Powers of Attorney

Statutory Durable Power of Attorney

  

Purpose: The Statutory Durable Power of Attorney is an essential estate planning document. It deals with money, property, financial actions, and administrative matters. Everyone needs this document. All Powers of Attorney are not the same. At The Bond Law Firm, the Power of Attorney will be designed to meet the needs of the client.


How it Works: In a financial power of attorney, one person is giving another the power to handle his or her affairs in the event they are not able to do so. These powers either go into effect upon disability or they remain in effect if a person is disabled. When a person dies, all powers of attorney cease to function. The power of attorney is null and void once a person dies. After death, the Last Will and Testament, the Living Trust, joint account with right of survivorship, or beneficiary designations govern the distribution of property.

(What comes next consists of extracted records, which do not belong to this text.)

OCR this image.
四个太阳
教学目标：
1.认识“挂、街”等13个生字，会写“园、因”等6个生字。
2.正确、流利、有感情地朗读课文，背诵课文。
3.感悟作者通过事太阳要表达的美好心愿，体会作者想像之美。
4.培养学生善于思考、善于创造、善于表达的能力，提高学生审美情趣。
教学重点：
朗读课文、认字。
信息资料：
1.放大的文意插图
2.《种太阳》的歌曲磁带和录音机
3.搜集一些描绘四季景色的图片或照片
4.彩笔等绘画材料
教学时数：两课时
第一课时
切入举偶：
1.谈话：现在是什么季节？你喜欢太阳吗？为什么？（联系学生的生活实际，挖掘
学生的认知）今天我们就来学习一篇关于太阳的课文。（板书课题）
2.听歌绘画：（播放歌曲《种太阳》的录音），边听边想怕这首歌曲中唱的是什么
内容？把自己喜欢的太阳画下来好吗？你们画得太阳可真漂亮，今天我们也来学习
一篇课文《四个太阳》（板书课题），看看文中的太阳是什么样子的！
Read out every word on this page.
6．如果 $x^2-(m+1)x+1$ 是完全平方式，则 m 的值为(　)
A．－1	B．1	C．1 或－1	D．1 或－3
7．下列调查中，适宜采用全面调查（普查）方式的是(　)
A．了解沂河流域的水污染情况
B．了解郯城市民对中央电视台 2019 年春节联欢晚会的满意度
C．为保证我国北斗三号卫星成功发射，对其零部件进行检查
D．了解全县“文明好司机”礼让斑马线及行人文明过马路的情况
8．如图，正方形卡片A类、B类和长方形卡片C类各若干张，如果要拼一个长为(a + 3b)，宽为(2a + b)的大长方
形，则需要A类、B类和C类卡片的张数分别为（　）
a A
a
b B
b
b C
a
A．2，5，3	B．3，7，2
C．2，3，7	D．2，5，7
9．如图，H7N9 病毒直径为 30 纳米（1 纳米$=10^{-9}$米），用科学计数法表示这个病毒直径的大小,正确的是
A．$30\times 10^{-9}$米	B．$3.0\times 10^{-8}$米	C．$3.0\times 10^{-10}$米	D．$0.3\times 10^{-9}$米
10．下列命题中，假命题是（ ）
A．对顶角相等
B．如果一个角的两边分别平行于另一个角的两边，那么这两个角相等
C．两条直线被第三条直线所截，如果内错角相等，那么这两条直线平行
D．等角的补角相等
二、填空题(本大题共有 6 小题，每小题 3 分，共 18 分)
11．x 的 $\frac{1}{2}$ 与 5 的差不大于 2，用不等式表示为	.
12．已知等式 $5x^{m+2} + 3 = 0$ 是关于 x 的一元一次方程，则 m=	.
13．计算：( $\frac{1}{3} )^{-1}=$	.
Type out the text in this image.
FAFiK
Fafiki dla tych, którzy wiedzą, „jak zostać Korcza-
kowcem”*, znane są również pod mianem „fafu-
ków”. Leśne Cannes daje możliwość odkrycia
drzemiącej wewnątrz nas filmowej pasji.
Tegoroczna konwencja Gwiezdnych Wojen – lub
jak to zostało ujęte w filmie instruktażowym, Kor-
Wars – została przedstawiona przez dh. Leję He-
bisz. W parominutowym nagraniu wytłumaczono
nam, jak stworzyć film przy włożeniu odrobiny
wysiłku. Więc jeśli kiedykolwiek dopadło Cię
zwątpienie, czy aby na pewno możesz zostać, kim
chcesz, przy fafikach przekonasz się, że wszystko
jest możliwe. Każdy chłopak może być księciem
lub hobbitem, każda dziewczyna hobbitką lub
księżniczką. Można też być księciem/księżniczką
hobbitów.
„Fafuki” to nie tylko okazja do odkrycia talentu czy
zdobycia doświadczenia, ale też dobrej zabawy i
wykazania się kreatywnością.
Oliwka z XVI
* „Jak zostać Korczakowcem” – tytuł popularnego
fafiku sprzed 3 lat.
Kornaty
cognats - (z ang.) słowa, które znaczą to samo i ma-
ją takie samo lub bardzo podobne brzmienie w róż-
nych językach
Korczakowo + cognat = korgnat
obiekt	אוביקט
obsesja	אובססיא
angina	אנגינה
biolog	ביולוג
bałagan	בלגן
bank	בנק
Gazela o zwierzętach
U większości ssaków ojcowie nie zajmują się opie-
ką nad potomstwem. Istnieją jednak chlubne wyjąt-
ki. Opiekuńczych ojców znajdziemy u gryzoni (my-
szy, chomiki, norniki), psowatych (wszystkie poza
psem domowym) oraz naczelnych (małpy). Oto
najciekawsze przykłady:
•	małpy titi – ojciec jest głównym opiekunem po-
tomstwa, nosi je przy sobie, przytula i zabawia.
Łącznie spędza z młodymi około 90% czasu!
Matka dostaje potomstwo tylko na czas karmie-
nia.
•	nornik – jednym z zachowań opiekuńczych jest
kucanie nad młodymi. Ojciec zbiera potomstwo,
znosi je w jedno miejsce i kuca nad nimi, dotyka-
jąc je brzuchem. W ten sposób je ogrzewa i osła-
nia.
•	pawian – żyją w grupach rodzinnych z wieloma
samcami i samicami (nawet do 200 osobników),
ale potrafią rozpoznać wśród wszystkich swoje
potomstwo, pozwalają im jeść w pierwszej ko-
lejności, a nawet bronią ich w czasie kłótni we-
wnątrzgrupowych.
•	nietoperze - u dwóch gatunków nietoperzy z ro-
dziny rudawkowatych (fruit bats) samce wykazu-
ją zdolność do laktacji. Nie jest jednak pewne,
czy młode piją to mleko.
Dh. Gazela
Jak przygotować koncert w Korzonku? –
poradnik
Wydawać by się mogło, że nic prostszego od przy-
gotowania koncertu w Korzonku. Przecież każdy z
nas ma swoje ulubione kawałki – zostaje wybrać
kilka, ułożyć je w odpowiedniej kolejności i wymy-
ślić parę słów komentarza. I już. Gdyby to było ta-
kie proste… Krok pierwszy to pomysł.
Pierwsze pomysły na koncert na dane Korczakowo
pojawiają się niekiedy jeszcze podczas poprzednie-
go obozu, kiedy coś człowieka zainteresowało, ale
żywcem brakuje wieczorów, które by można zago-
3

Licenses to Steal: Financial powers of attorney are often called “licenses to steal” since they have been involved on countless occasions in unauthorized or intended transfers of property to one child or individual instead of the beneficiaries that were intended under a person’s Will. Therefore, selection of a trustworthy and honest agent is critical.


Why It’s So Important: Since financial powers of attorney are frequently misused, one might think that there would be an advantage in not creating one. However, most people will reach a point when they need the honest and loving attention of someone to help with their financial affairs. Without a financial power of attorney, a family member may not be able to do important actions for the person. In some cases, this may force the need to go to court and establish a Guardianship. Establishing a Guardianship is expensive and time-consuming. Therefore, most people need to select one or more people to act as the person’s agent under a Financial Power of Attorney.

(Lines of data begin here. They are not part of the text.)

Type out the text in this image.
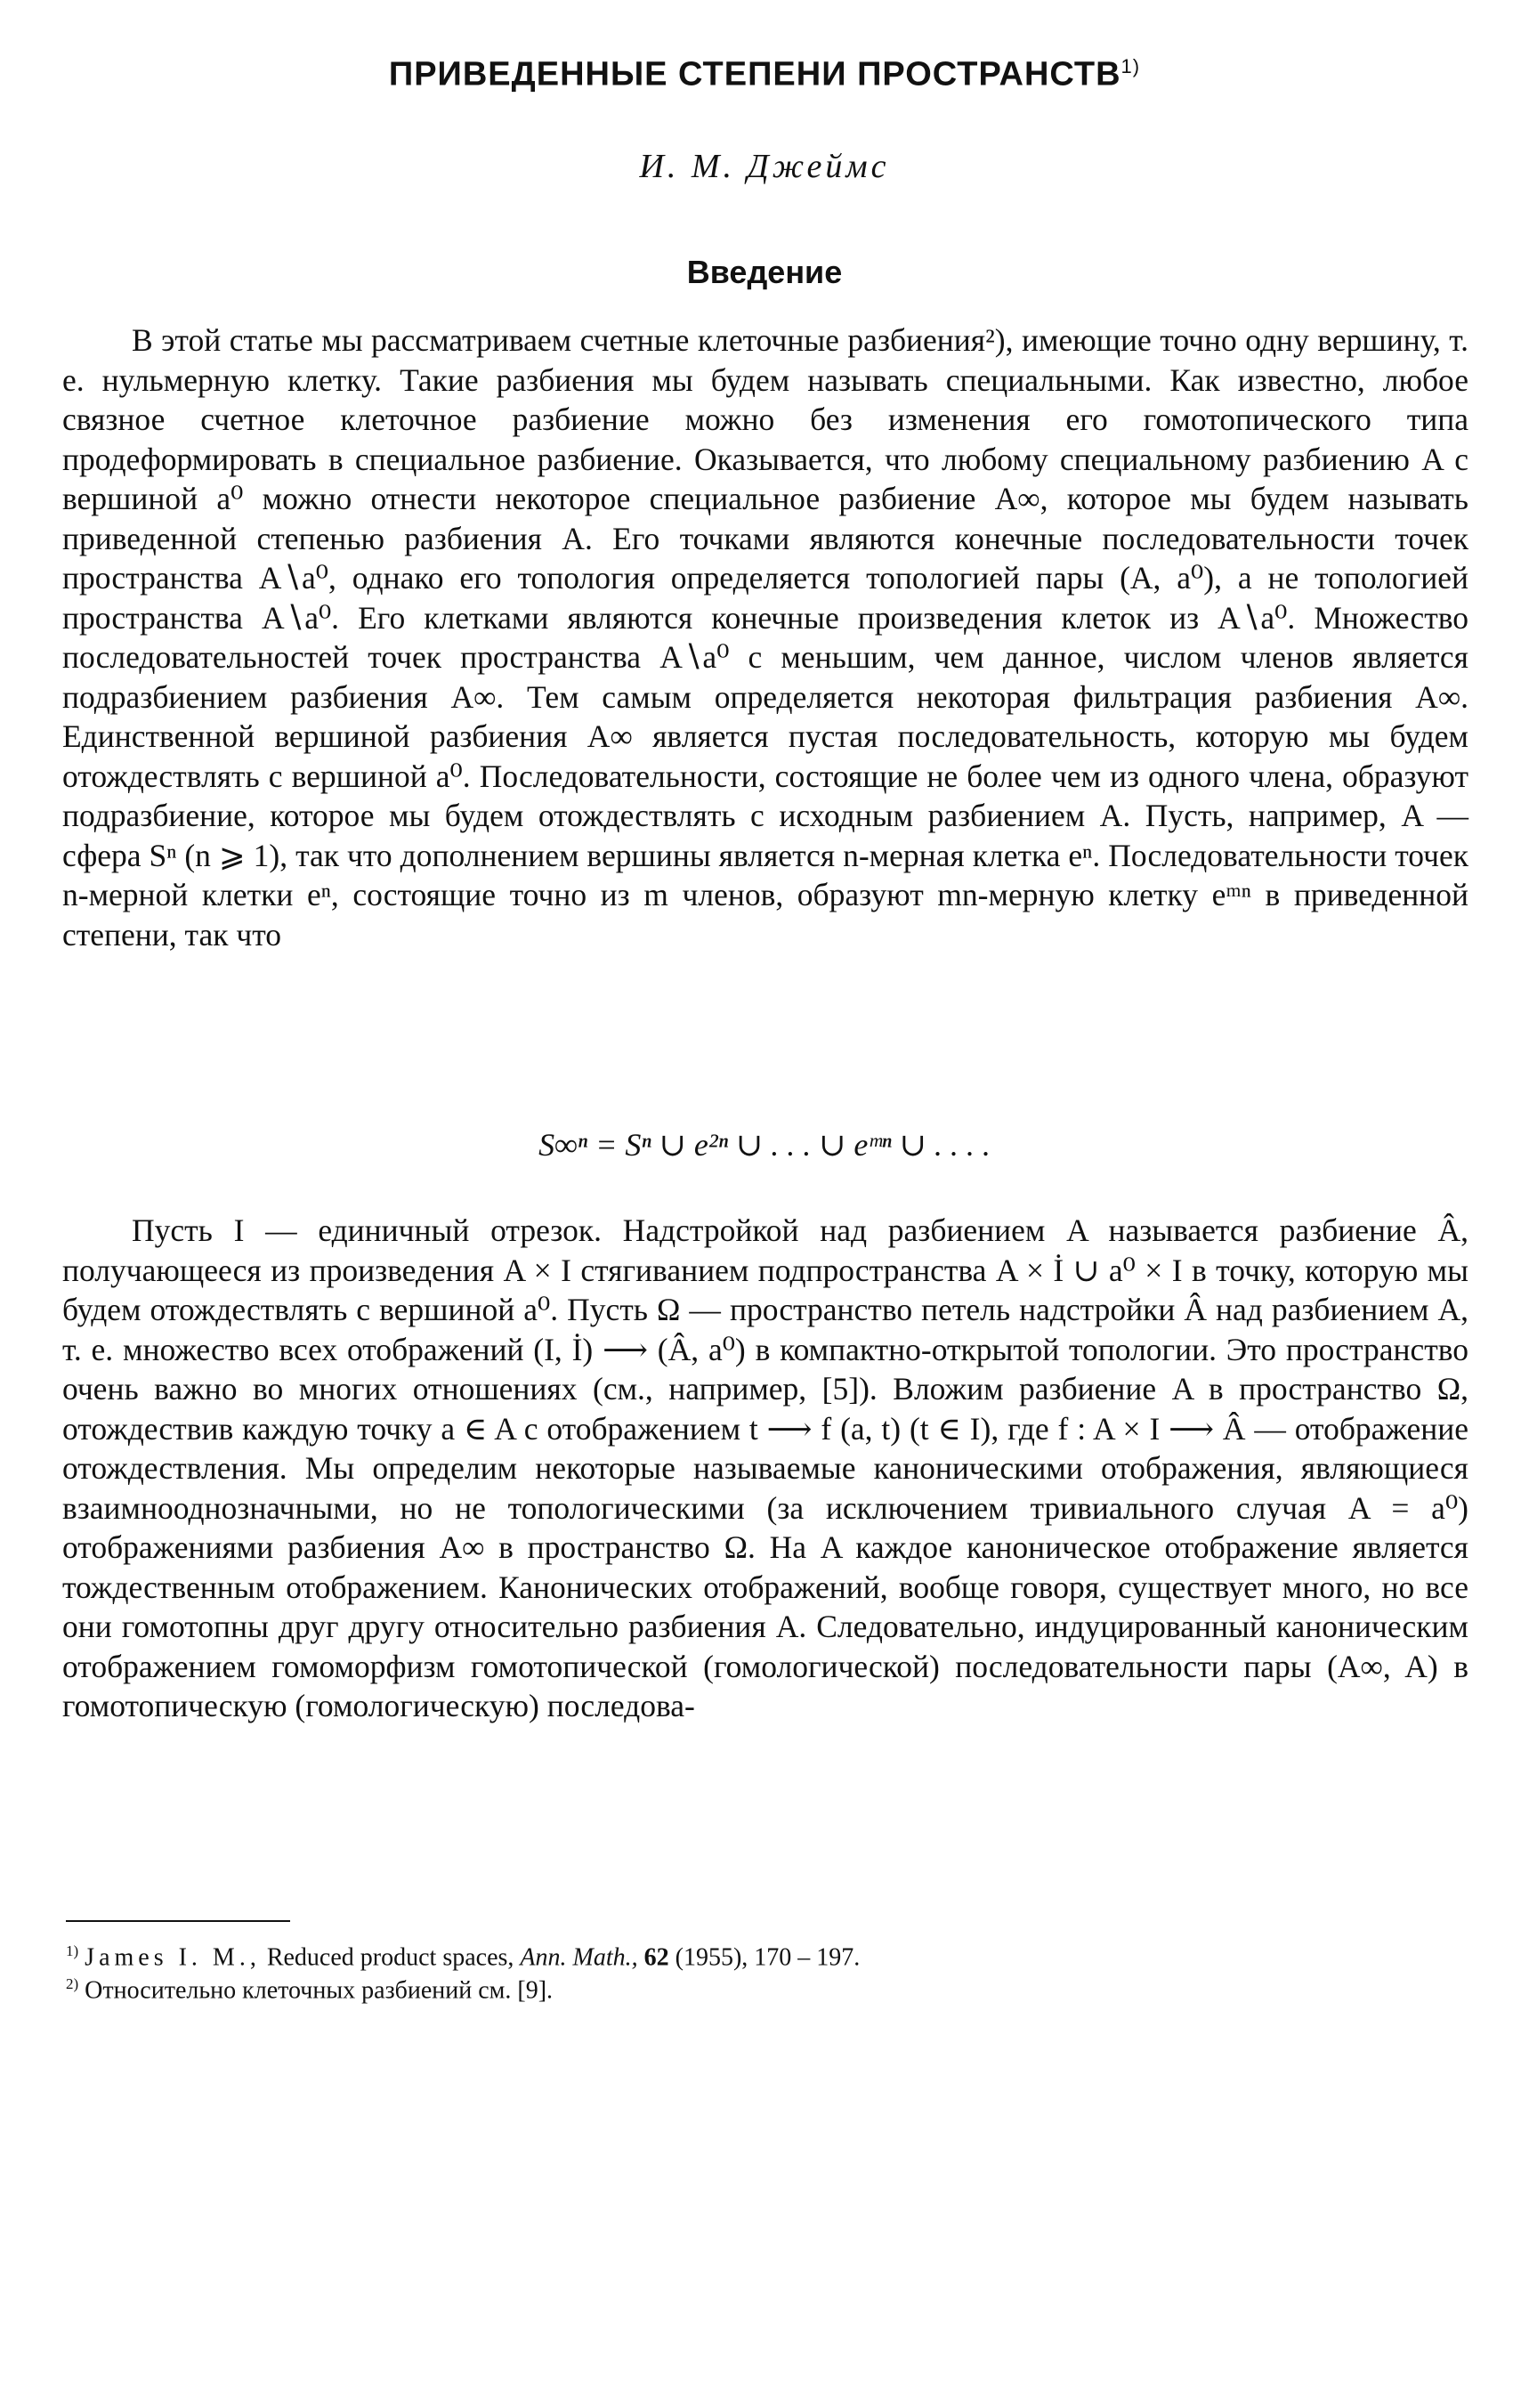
ПРИВЕДЕННЫЕ СТЕПЕНИ ПРОСТРАНСТВ$^{1)}$
И. М. Джеймс
Введение
В этой статье мы рассматриваем счетные клеточные разбиения²), имеющие точно одну вершину, т. е. нульмерную клетку. Такие разбиения мы будем называть специальными. Как известно, любое связное счетное клеточное разбиение можно без изменения его гомотопического типа продеформировать в специальное разбиение. Оказывается, что любому специальному разбиению A с вершиной a⁰ можно отнести некоторое специальное разбиение A∞, которое мы будем называть приведенной степенью разбиения A. Его точками являются конечные последовательности точек пространства A∖a⁰, однако его топология определяется топологией пары (A, a⁰), а не топологией пространства A∖a⁰. Его клетками являются конечные произведения клеток из A∖a⁰. Множество последовательностей точек пространства A∖a⁰ с меньшим, чем данное, числом членов является подразбиением разбиения A∞. Тем самым определяется некоторая фильтрация разбиения A∞. Единственной вершиной разбиения A∞ является пустая последовательность, которую мы будем отождествлять с вершиной a⁰. Последовательности, состоящие не более чем из одного члена, образуют подразбиение, которое мы будем отождествлять с исходным разбиением A. Пусть, например, A — сфера Sⁿ (n ⩾ 1), так что дополнением вершины является n-мерная клетка eⁿ. Последовательности точек n-мерной клетки eⁿ, состоящие точно из m членов, образуют mn-мерную клетку eᵐⁿ в приведенной степени, так что
S∞ⁿ = Sⁿ ∪ e²ⁿ ∪ . . . ∪ eᵐⁿ ∪ . . . .
Пусть I — единичный отрезок. Надстройкой над разбиением A называется разбиение Â, получающееся из произведения A × I стягиванием подпространства A × İ ∪ a⁰ × I в точку, которую мы будем отождествлять с вершиной a⁰. Пусть Ω — пространство петель надстройки Â над разбиением A, т. е. множество всех отображений (I, İ) ⟶ (Â, a⁰) в компактно-открытой топологии. Это пространство очень важно во многих отношениях (см., например, [5]). Вложим разбиение A в пространство Ω, отождествив каждую точку a ∈ A с отображением t ⟶ f (a, t) (t ∈ I), где f : A × I ⟶ Â — отображение отождествления. Мы определим некоторые называемые каноническими отображения, являющиеся взаимнооднозначными, но не топологическими (за исключением тривиального случая A = a⁰) отображениями разбиения A∞ в пространство Ω. На A каждое каноническое отображение является тождественным отображением. Канонических отображений, вообще говоря, существует много, но все они гомотопны друг другу относительно разбиения A. Следовательно, индуцированный каноническим отображением гомоморфизм гомотопической (гомологической) последовательности пары (A∞, A) в гомотопическую (гомологическую) последова-
$^{1)}$ James I. M., Reduced product spaces, Ann. Math., 62 (1955), 170 – 197.
$^{2)}$ Относительно клеточных разбиений см. [9].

All Forms Are Not the Same: Powers of Attorney can be written in many different ways. At the Bond Law Firm, ours are customized to fit our client’s needs. They are also tailored to provide the powers necessary to do Medicaid Planning for nursing homes.

Health Care Power of Attorney

Health Care Power. Everyone needs a Health Care Power and a Living Will. These documents are also called Advance Directives. The two documents are frequently combined into one document. The Health Care Power allows your agent to make course-of-treatment decisions if the person cannot make the decision themselves. Hospitals usually ask if you have these forms when a person is admitted to the hospital. Physicians want to know who will make treatment decisions if the person is unconscious, if the person is too sick to decide for themselves, or if the person is temporarily incapacitated.


HIPPA Power. The Health Care Power should also have a provision allowing the agent to obtain medical records for the person if he or she is incapacitated. Older Health Care Powers may not have these provisions. The passage of the HIPPA law in 2003 was designed to protect patients’ privacy rights. Therefore, since 2003 it has been important to have specific provisions in the health care power allowing the agent to access the person’s records.


Living Will or Directive to Physician. The Health Care Power is often confused with the Living Will or Directive to Physician; however, they are used for different purposes. The Living Will or Directive is the “pull-the-plug” document. It is very limited. It only goes into effect if the person is in a terminal or irreversible condition, requires some form of life support, and cannot speak for himself or herself as determined by the physician (or the physician and agent, depending on how the document is written). If those conditions are met, then the document says to allow the person to die, keeping them as comfortable as possible, or it says to keep the person alive with all medical resources. The document can be customized if desired.

Name More Than One Agent: The person creating the documents should name a primary agent and at least one back-up agent if that is possible.


“Do Not Resuscitate Order.”  These forms are often confused with other Advanced Directives. The Order is prepared in consultation with the person’s physician. Most people would not want to execute this document. It is used most often by very elderly people who are living in a nursing home or who are in very feeble condition. This document says that the person does not want to be resuscitated if they collapse. The purpose is to stop emergency medical technicians or others from trying to restart a person’s heart or breathing.